Hal lain, berapa biaya penanganan penyakit kanker per pasien? Misalnya, biaya penanganan penyakit kanker Rp 50 juta atau USD 5.000 per pasien (baca: pasti lebih), negara akan kehilangan Rp 50 triliun per tahun.

Berapa pula kerugian akibat hilangnya produktivitas? Hitungan di atas belum tentu betul, juga belum tentu salah. Seharusnya ada yang menghitung dengan benar, tugas ahli ekonomi kesehatan dan merupakan tanggung jawab pemerintah. Yang jelas, angka itu belum pernah hadir di hadapan kita.

Di Tengah Ilalang Iklan

Sudah kodratnya, sudah hukum pasar dan juga hak setiap orang mencari yang terbaik untuk dirinya. Apalagi, urusan keselamatan jiwanya. Ibu Menkes mencari yang terbaik untuk dirinya tidak di negeri ini. Begitu juga Chrisye, Franky Sahilatua, dan puluhan ribu pasien lain. Tidak ada yang salah, itu adalah hak.

Namun, pertanyaannya, apakah itu pertanda bahwa negeri ini tidak siap menghadapi kanker? Bagaimana masyarakat negeri ini akan percaya terhadap layanan negeri sendiri kalau sang panglima harus pergi ke tempat lain. Setiap tahun 1.032.000 kanker baru pasti hadir di negeri ini. Kemanakah mereka mencari perlindungan?
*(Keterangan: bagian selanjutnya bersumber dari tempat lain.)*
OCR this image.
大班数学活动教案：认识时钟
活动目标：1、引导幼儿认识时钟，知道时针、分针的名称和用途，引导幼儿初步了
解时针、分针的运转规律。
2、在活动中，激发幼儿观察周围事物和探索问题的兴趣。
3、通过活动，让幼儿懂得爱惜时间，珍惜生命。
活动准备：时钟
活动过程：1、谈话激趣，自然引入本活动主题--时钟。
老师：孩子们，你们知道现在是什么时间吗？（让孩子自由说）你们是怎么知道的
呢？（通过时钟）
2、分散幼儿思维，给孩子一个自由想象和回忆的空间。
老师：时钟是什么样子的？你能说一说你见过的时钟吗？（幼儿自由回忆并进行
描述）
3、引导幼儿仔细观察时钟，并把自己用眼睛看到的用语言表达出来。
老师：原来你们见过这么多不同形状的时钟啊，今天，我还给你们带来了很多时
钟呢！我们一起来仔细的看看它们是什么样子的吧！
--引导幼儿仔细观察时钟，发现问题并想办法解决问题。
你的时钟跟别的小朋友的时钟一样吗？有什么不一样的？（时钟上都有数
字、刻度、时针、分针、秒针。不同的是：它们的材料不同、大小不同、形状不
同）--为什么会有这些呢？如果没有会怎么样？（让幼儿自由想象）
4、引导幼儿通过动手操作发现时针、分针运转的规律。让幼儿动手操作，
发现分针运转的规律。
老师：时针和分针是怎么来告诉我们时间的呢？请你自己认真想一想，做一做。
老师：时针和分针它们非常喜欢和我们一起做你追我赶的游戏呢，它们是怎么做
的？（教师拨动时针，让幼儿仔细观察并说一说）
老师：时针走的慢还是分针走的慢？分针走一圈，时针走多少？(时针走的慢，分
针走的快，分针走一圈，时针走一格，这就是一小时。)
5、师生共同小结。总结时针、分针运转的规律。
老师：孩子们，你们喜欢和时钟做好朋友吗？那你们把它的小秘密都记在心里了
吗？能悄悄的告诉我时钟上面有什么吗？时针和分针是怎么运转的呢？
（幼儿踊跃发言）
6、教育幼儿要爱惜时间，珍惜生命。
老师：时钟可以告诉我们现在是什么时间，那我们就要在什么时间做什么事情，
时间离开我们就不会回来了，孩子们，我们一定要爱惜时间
Ungkapan cerdas Prof Asmino, bapak kanker Jawa Timur, penderita kanker merasa seakan dirinya jatuh ke dalam jurang kematian. Dan, dia akan menyaut (meraih dan memegang erat) apa pun yang tampak jelas di mata untuk menyelamatkan diri. Dan, itu biasanya ilalang. Itulah sebabnya, banyak pasien kanker tak tertolong, karena ilalang tidak akan pernah mampu menahan jatuhnya ke jurang. Ironisnya, batu kukuh-kuat yang dijadikan pegangan menahan jatuhnya ke jurang justru tak tampak karena tertutup ilalang.

Pasar kesehatan negeri ini kian mencemaskan. Banjir iklan sungguh di luar batas kepatutan. Hal seperti ini tidak akan Anda lihat di negara mana pun di dunia. Masyarakat tidak tahu lagi mana ilalang dan mana batu yang kukuh. Berapa banyak masyarakat yang sudah tersesat? Dan, siapakah yang harus bertanggung jawab?

Semua harus jelas. Masyarakat harus dilindungi dan saatnya pemerintah berhenti mendiamkan semua. Penanggulangan kanker adalah masalah besar, panjang, dan kompleks. Pada pertemuan YKI di Sentul dua tahun lalu, melalui Triono Sundoro PhD, asisten Ibu Menteri menyatakan tekad untuk memerangi kanker; itu PR kita.

Selamat jalan menteriku yang baik. Kami akan mengerjakan PR Ibu.